Joshua Citarella is an artist and writer from New York City whose work is primarily focused on online communities and internet culture. He is host of the Doomscroll podcast and creator of the online platform Do Not Research.

== Early life and education ==
Citarella attended the School of Visual Arts in New York, where he learned both traditional darkroom photography and digital techniques during a period when the school was transitioning its focus from the former to the latter.

== Career ==
Following his graduation, Citarella was involved with an artist collective concentrated on digital culture and advertising. His ongoing work with Brad Troemel began during this period with The Jogging, a collaborative project initiated in 2009 in which audience-submitted photos were posted to Tumblr to be examined as art.

In 2013, Citarella made his artistic debut with a series of five chromogenic still life photos at Higher Pictures, a photographic art gallery in New York, New York. The series included Body Anointed with Nitroglycerin Awaits Transfiguration, depicting a "reclining nude woman, partially covered in silver, with little flecks of skin and paint floating around her," with some nitroglycerin smudging the frame. Andrew Russeth of The Observer describes the work as showing "exacting detail" instilling in viewers a "discomfort [that]...is also a sign that Mr. Citarella is closely attuned to the intricate traps of image production today."

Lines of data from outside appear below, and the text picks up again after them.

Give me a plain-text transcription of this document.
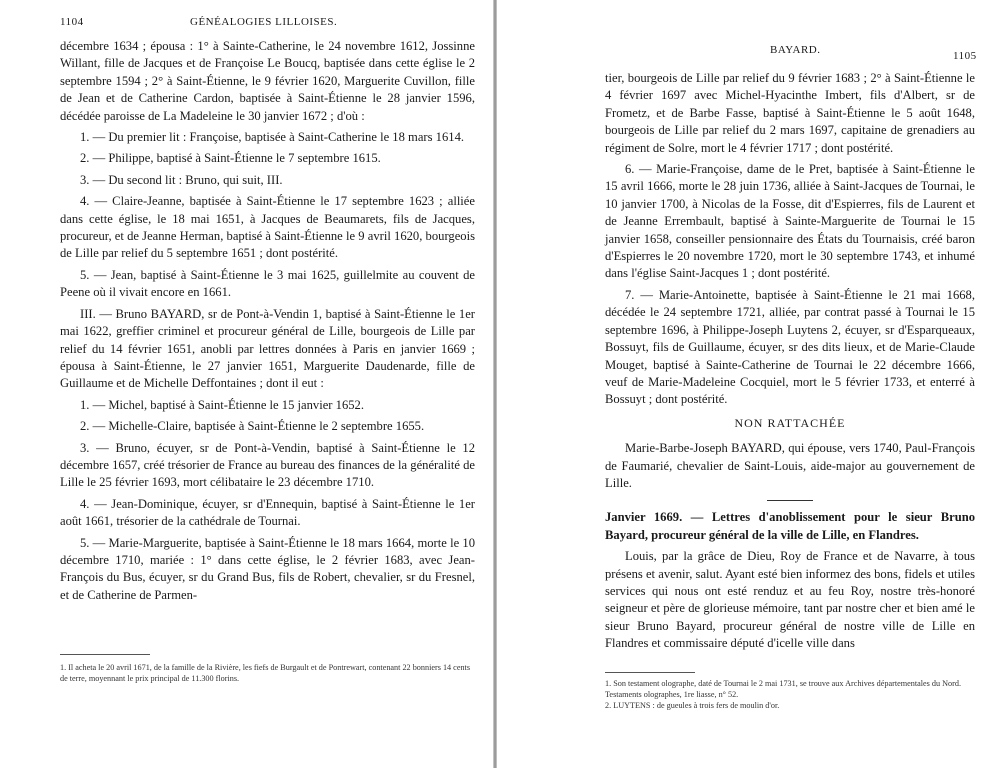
1104	GÉNÉALOGIES LILLOISES.

décembre 1634 ; épousa : 1° à Sainte-Catherine, le 24 novembre 1612, Jossinne Willant, fille de Jacques et de Françoise Le Boucq, baptisée dans cette église le 2 septembre 1594 ; 2° à Saint-Étienne, le 9 février 1620, Marguerite Cuvillon, fille de Jean et de Catherine Cardon, baptisée à Saint-Étienne le 28 janvier 1596, décédée paroisse de La Madeleine le 30 janvier 1672 ; d'où :

1. — Du premier lit : Françoise, baptisée à Saint-Catherine le 18 mars 1614.

2. — Philippe, baptisé à Saint-Étienne le 7 septembre 1615.

3. — Du second lit : Bruno, qui suit, III.

4. — Claire-Jeanne, baptisée à Saint-Étienne le 17 septembre 1623 ; alliée dans cette église, le 18 mai 1651, à Jacques de Beaumarets, fils de Jacques, procureur, et de Jeanne Herman, baptisé à Saint-Étienne le 9 avril 1620, bourgeois de Lille par relief du 5 septembre 1651 ; dont postérité.

5. — Jean, baptisé à Saint-Étienne le 3 mai 1625, guillelmite au couvent de Peene où il vivait encore en 1661.

III. — Bruno BAYARD, sr de Pont-à-Vendin 1, baptisé à Saint-Étienne le 1er mai 1622, greffier criminel et procureur général de Lille, bourgeois de Lille par relief du 14 février 1651, anobli par lettres données à Paris en janvier 1669 ; épousa à Saint-Étienne, le 27 janvier 1651, Marguerite Daudenarde, fille de Guillaume et de Michelle Deffontaines ; dont il eut :

1. — Michel, baptisé à Saint-Étienne le 15 janvier 1652.

2. — Michelle-Claire, baptisée à Saint-Étienne le 2 septembre 1655.

3. — Bruno, écuyer, sr de Pont-à-Vendin, baptisé à Saint-Étienne le 12 décembre 1657, créé trésorier de France au bureau des finances de la généralité de Lille le 25 février 1693, mort célibataire le 23 décembre 1710.

4. — Jean-Dominique, écuyer, sr d'Ennequin, baptisé à Saint-Étienne le 1er août 1661, trésorier de la cathédrale de Tournai.

5. — Marie-Marguerite, baptisée à Saint-Étienne le 18 mars 1664, morte le 10 décembre 1710, mariée : 1° dans cette église, le 2 février 1683, avec Jean-François du Bus, écuyer, sr du Grand Bus, fils de Robert, chevalier, sr du Fresnel, et de Catherine de Parmen-

1. Il acheta le 20 avril 1671, de la famille de la Rivière, les fiefs de Burgault et de Pontrewart, contenant 22 bonniers 14 cents de terre, moyennant le prix principal de 11.300 florins.
BAYARD.	1105

tier, bourgeois de Lille par relief du 9 février 1683 ; 2° à Saint-Étienne le 4 février 1697 avec Michel-Hyacinthe Imbert, fils d'Albert, sr de Frometz, et de Barbe Fasse, baptisé à Saint-Étienne le 5 août 1648, bourgeois de Lille par relief du 2 mars 1697, capitaine de grenadiers au régiment de Solre, mort le 4 février 1717 ; dont postérité.

6. — Marie-Françoise, dame de le Pret, baptisée à Saint-Étienne le 15 avril 1666, morte le 28 juin 1736, alliée à Saint-Jacques de Tournai, le 10 janvier 1700, à Nicolas de la Fosse, dit d'Espierres, fils de Laurent et de Jeanne Errembault, baptisé à Sainte-Marguerite de Tournai le 15 janvier 1658, conseiller pensionnaire des États du Tournaisis, créé baron d'Espierres le 20 novembre 1720, mort le 30 septembre 1743, et inhumé dans l'église Saint-Jacques 1 ; dont postérité.

7. — Marie-Antoinette, baptisée à Saint-Étienne le 21 mai 1668, décédée le 24 septembre 1721, alliée, par contrat passé à Tournai le 15 septembre 1696, à Philippe-Joseph Luytens 2, écuyer, sr d'Esparqueaux, Bossuyt, fils de Guillaume, écuyer, sr des dits lieux, et de Marie-Claude Mouget, baptisé à Sainte-Catherine de Tournai le 22 décembre 1666, veuf de Marie-Madeleine Cocquiel, mort le 5 février 1733, et enterré à Bossuyt ; dont postérité.

NON RATTACHÉE

Marie-Barbe-Joseph BAYARD, qui épouse, vers 1740, Paul-François de Faumarié, chevalier de Saint-Louis, aide-major au gouvernement de Lille.

Janvier 1669. — Lettres d'anoblissement pour le sieur Bruno Bayard, procureur général de la ville de Lille, en Flandres.

Louis, par la grâce de Dieu, Roy de France et de Navarre, à tous présens et avenir, salut. Ayant esté bien informez des bons, fidels et utiles services qui nous ont esté renduz et au feu Roy, nostre très-honoré seigneur et père de glorieuse mémoire, tant par nostre cher et bien amé le sieur Bruno Bayard, procureur général de nostre ville de Lille en Flandres et commissaire député d'icelle ville dans

1. Son testament olographe, daté de Tournai le 2 mai 1731, se trouve aux Archives départementales du Nord. Testaments olographes, 1re liasse, n° 52.
2. LUYTENS : de gueules à trois fers de moulin d'or.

In 2016, Citarella continued his collaboration with Troemel, collaborating on an Etsy store titled Ultra Violet Production House, providing the buyer with a material kit and fabrication guide to build the work of art. As of January 2017, the two had put up seventy-eight artworks for sale, most of them consisting of a commonplace object in a manner that develops a sense of absurdity.

In 2017, Citarella presented a 12-by-8-foot triptych, titled SWIM A Few Years From Now, at The Armory Show. The work depicts his vision of how life in an American anarcho-capitalist society could manifest. Writing for Artsy, Scott Indrisek notes that the piece displays "a canny blend of analog photography and digital trickery, with many images borrowed from the internet... [it] has the slickness of a dystopian IKEA catalog spread."

In 2018, Citarella published the book Politigram & the Post-Left. The book is a research project concentrating on niche political Instagram accounts found collectively within the "Politigram" (Political Instagram) community. Citarella published another book in 2020 titled 20 Interviews, which is a collection of interviews from users on Politigram.

In 2019, Citarella worked as an adjunct professor at the School of Visual Arts.

In 2024, Citarella began to host the Doomscroll podcast. Podcast guests have included Matty Healy, Adam Friedland, Ezra Klein, Catherine Liu, Andrew Callaghan, Brace Belden, Claire Valdez, and Dasha Nekrasova. Doomscroll was featured in the 2026 Whitney Biennial, with multiple episodes being recorded at the museum.